Egypt’s president has achieved much in his first 100 days and the media should focus on the positives, the country’s Prime Minister said on Saturday.
Hisham Qandil said President Mohamed Morsi had faced massive challenges since taking office yet still managed to enact significant changes.
When Morsi came to power in July he promised a 100-day initiative to solve what he deemed Egypt’s most pressing social problems, including fuel and bread shortages, crime, traffic congestion and garbage accumulation. The 100-day period comes to an end on Monday.
Qandil, speaking during an interview with satellite channel Hayat 2 to mark the 39th anniversary of Egypt’s October War, said the media should concentrate on Morsi’s accomplishments.
Among them, he said, were improvements in security and a fall in crime, as well as the “self-restrained” manner with which police had dealt with demonstrators outside the US embassy in mid-September.
Clashes erupted outside the embassy in Cairo’s Garden City last month during protests against an anti-Islam film made by US-based Egyptian Christians.
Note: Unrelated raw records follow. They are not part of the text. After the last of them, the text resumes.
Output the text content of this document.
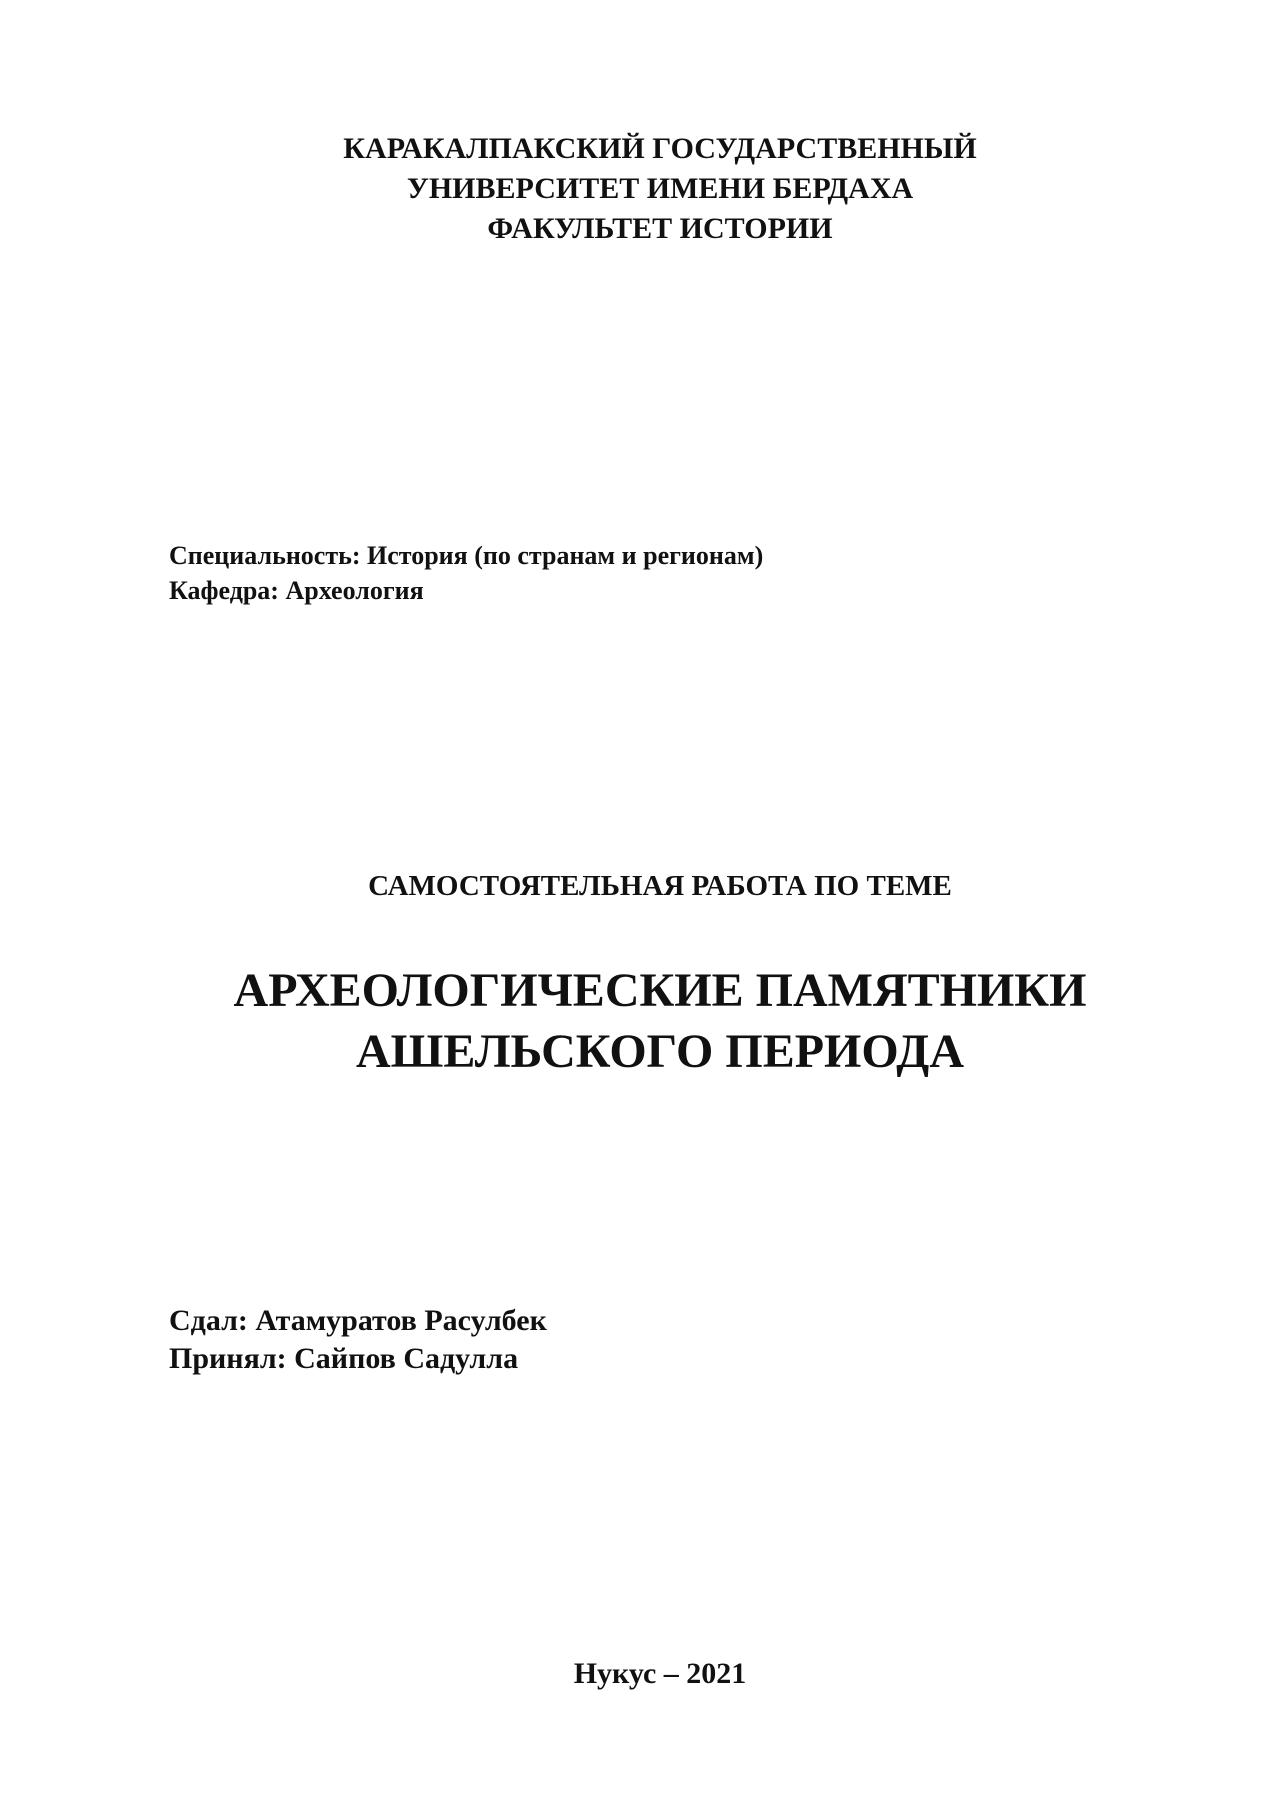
КАРАКАЛПАКСКИЙ ГОСУДАРСТВЕННЫЙ
УНИВЕРСИТЕТ ИМЕНИ БЕРДАХА
ФАКУЛЬТЕТ ИСТОРИИ
Специальность: История (по странам и регионам)
Кафедра: Археология
САМОСТОЯТЕЛЬНАЯ РАБОТА ПО ТЕМЕ
АРХЕОЛОГИЧЕСКИЕ ПАМЯТНИКИ
АШЕЛЬСКОГО ПЕРИОДА
Сдал: Атамуратов Расулбек
Принял: Сайпов Садулла
Нукус – 2021
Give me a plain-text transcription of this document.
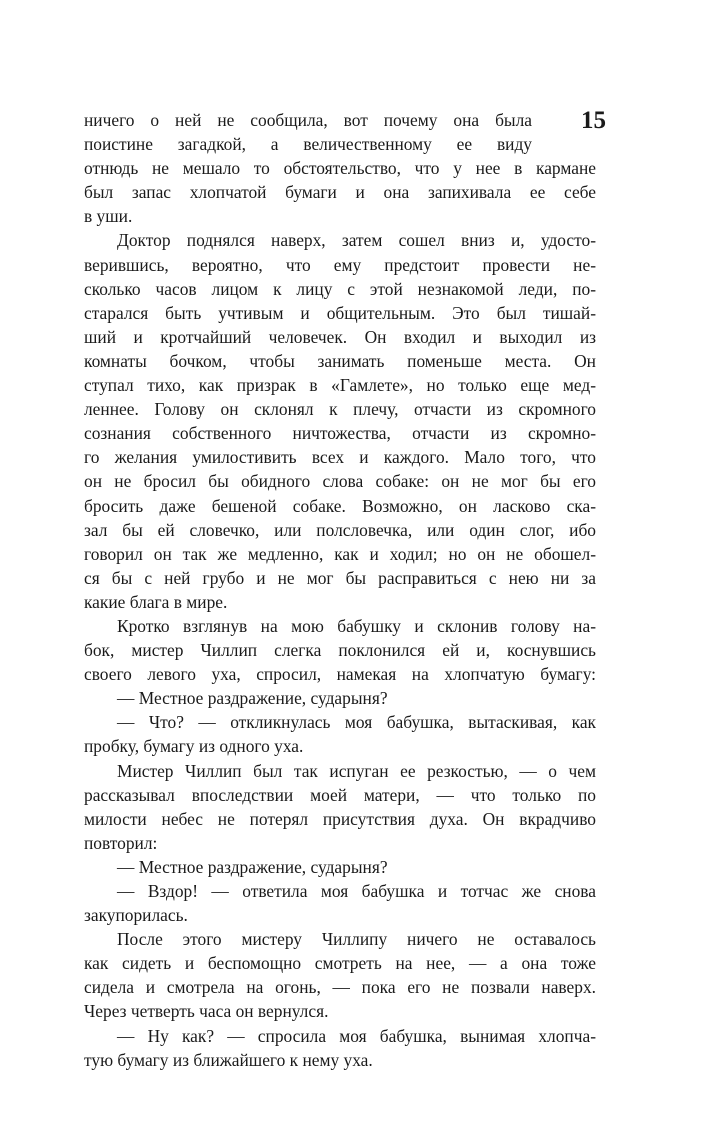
15
ничего о ней не сообщила, вот почему она была
поистине загадкой, а величественному ее виду
отнюдь не мешало то обстоятельство, что у нее в кармане
был запас хлопчатой бумаги и она запихивала ее себе
в уши.
Доктор поднялся наверх, затем сошел вниз и, удосто-
верившись, вероятно, что ему предстоит провести не-
сколько часов лицом к лицу с этой незнакомой леди, по-
старался быть учтивым и общительным. Это был тишай-
ший и кротчайший человечек. Он входил и выходил из
комнаты бочком, чтобы занимать поменьше места. Он
ступал тихо, как призрак в «Гамлете», но только еще мед-
леннее. Голову он склонял к плечу, отчасти из скромного
сознания собственного ничтожества, отчасти из скромно-
го желания умилостивить всех и каждого. Мало того, что
он не бросил бы обидного слова собаке: он не мог бы его
бросить даже бешеной собаке. Возможно, он ласково ска-
зал бы ей словечко, или полсловечка, или один слог, ибо
говорил он так же медленно, как и ходил; но он не обошел-
ся бы с ней грубо и не мог бы расправиться с нею ни за
какие блага в мире.
Кротко взглянув на мою бабушку и склонив голову на-
бок, мистер Чиллип слегка поклонился ей и, коснувшись
своего левого уха, спросил, намекая на хлопчатую бумагу:
— Местное раздражение, сударыня?
— Что? — откликнулась моя бабушка, вытаскивая, как
пробку, бумагу из одного уха.
Мистер Чиллип был так испуган ее резкостью, — о чем
рассказывал впоследствии моей матери, — что только по
милости небес не потерял присутствия духа. Он вкрадчиво
повторил:
— Местное раздражение, сударыня?
— Вздор! — ответила моя бабушка и тотчас же снова
закупорилась.
После этого мистеру Чиллипу ничего не оставалось
как сидеть и беспомощно смотреть на нее, — а она тоже
сидела и смотрела на огонь, — пока его не позвали наверх.
Через четверть часа он вернулся.
— Ну как? — спросила моя бабушка, вынимая хлопча-
тую бумагу из ближайшего к нему уха.
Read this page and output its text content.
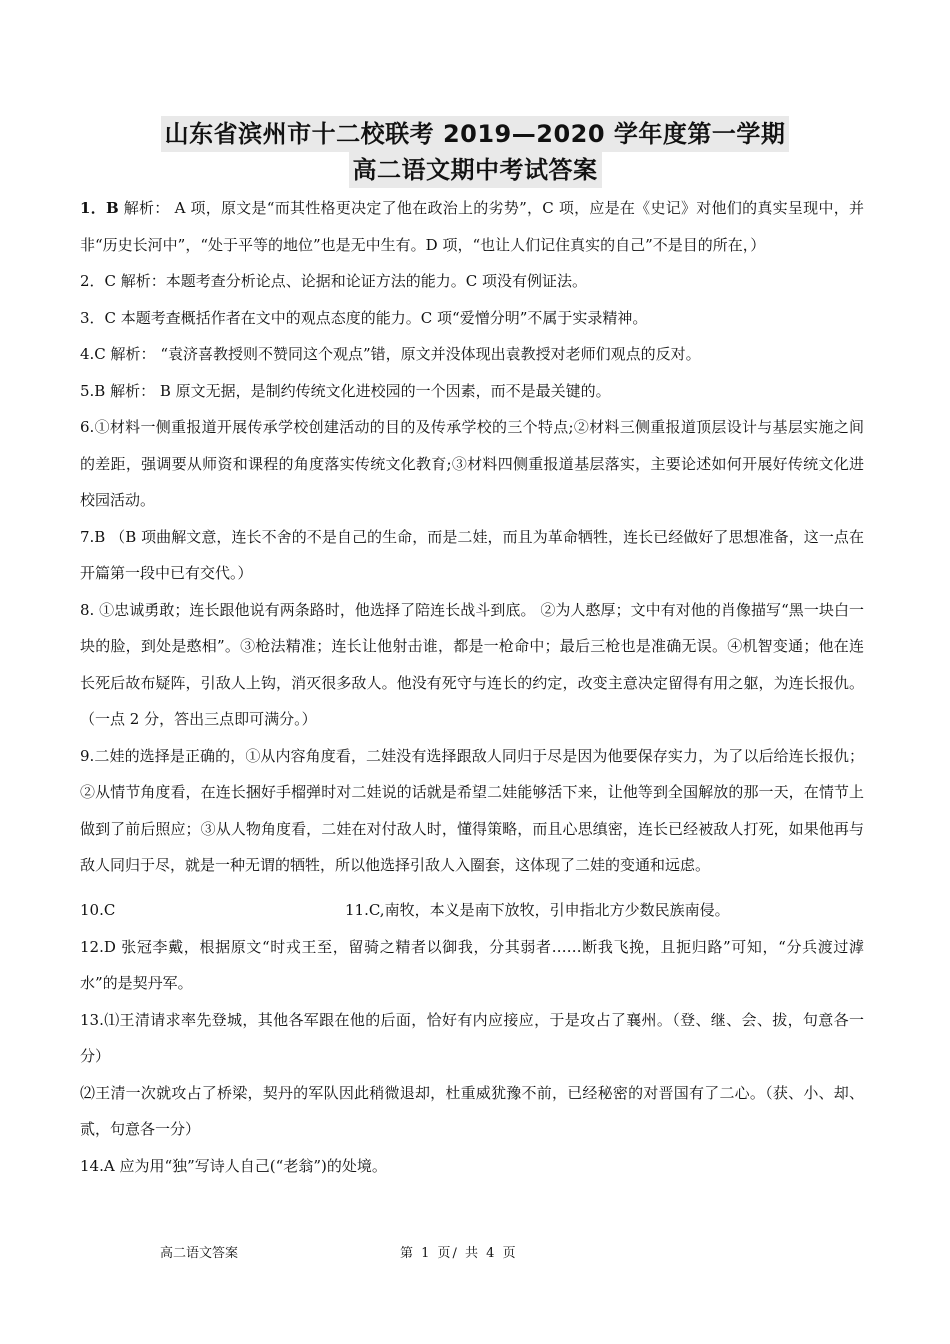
山东省滨州市十二校联考 2019—2020 学年度第一学期
高二语文期中考试答案

1．B 解析： A 项，原文是“而其性格更决定了他在政治上的劣势”，C 项，应是在《史记》对他们的真实呈现中，并非“历史长河中”，“处于平等的地位”也是无中生有。D 项，“也让人们记住真实的自己”不是目的所在，）

2．C 解析：本题考查分析论点、论据和论证方法的能力。C 项没有例证法。

3．C 本题考查概括作者在文中的观点态度的能力。C 项“爱憎分明”不属于实录精神。

4.C 解析： “袁济喜教授则不赞同这个观点”错，原文并没体现出袁教授对老师们观点的反对。

5.B 解析： B 原文无据，是制约传统文化进校园的一个因素，而不是最关键的。

6.①材料一侧重报道开展传承学校创建活动的目的及传承学校的三个特点;②材料三侧重报道顶层设计与基层实施之间的差距，强调要从师资和课程的角度落实传统文化教育;③材料四侧重报道基层落实，主要论述如何开展好传统文化进校园活动。

7.B （B 项曲解文意，连长不舍的不是自己的生命，而是二娃，而且为革命牺牲，连长已经做好了思想准备，这一点在开篇第一段中已有交代。）

8. ①忠诚勇敢；连长跟他说有两条路时，他选择了陪连长战斗到底。 ②为人憨厚；文中有对他的肖像描写“黑一块白一块的脸，到处是憨相”。③枪法精准；连长让他射击谁，都是一枪命中；最后三枪也是准确无误。④机智变通；他在连长死后故布疑阵，引敌人上钩，消灭很多敌人。他没有死守与连长的约定，改变主意决定留得有用之躯，为连长报仇。（一点 2 分，答出三点即可满分。）

9.二娃的选择是正确的，①从内容角度看，二娃没有选择跟敌人同归于尽是因为他要保存实力，为了以后给连长报仇；②从情节角度看，在连长捆好手榴弹时对二娃说的话就是希望二娃能够活下来，让他等到全国解放的那一天，在情节上做到了前后照应；③从人物角度看，二娃在对付敌人时，懂得策略，而且心思缜密，连长已经被敌人打死，如果他再与敌人同归于尽，就是一种无谓的牺牲，所以他选择引敌人入圈套，这体现了二娃的变通和远虑。

10.C	11.C,南牧，本义是南下放牧，引申指北方少数民族南侵。

12.D 张冠李戴，根据原文“时戎王至，留骑之精者以御我，分其弱者……断我飞挽，且扼归路”可知，“分兵渡过滹水”的是契丹军。

13.⑴王清请求率先登城，其他各军跟在他的后面，恰好有内应接应，于是攻占了襄州。（登、继、会、拔，句意各一分）

⑵王清一次就攻占了桥梁，契丹的军队因此稍微退却，杜重威犹豫不前，已经秘密的对晋国有了二心。（获、小、却、贰，句意各一分）

14.A 应为用“独”写诗人自己(“老翁”)的处境。

高二语文答案	第 1 页/ 共 4 页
Qandil said the police had dealt well with the situation, repeating his prior claim that demonstrators had been hired to create chaos and destroy property.
The Prime Minister also asked Egyptians demanding improvements in employment conditions be patient, saying the national budget cannot afford to raise salaries. He added that strikes and protests which halt work are “unacceptable.”
Negotiations for a controversial $4.8 billion loan from the International Monetary Fund will probably take a further two months, Qandil said. He also promised to form a committee to track the fate of illicit Egyptian funds smuggled abroad during the Mubarak era by the ex-president and his associates.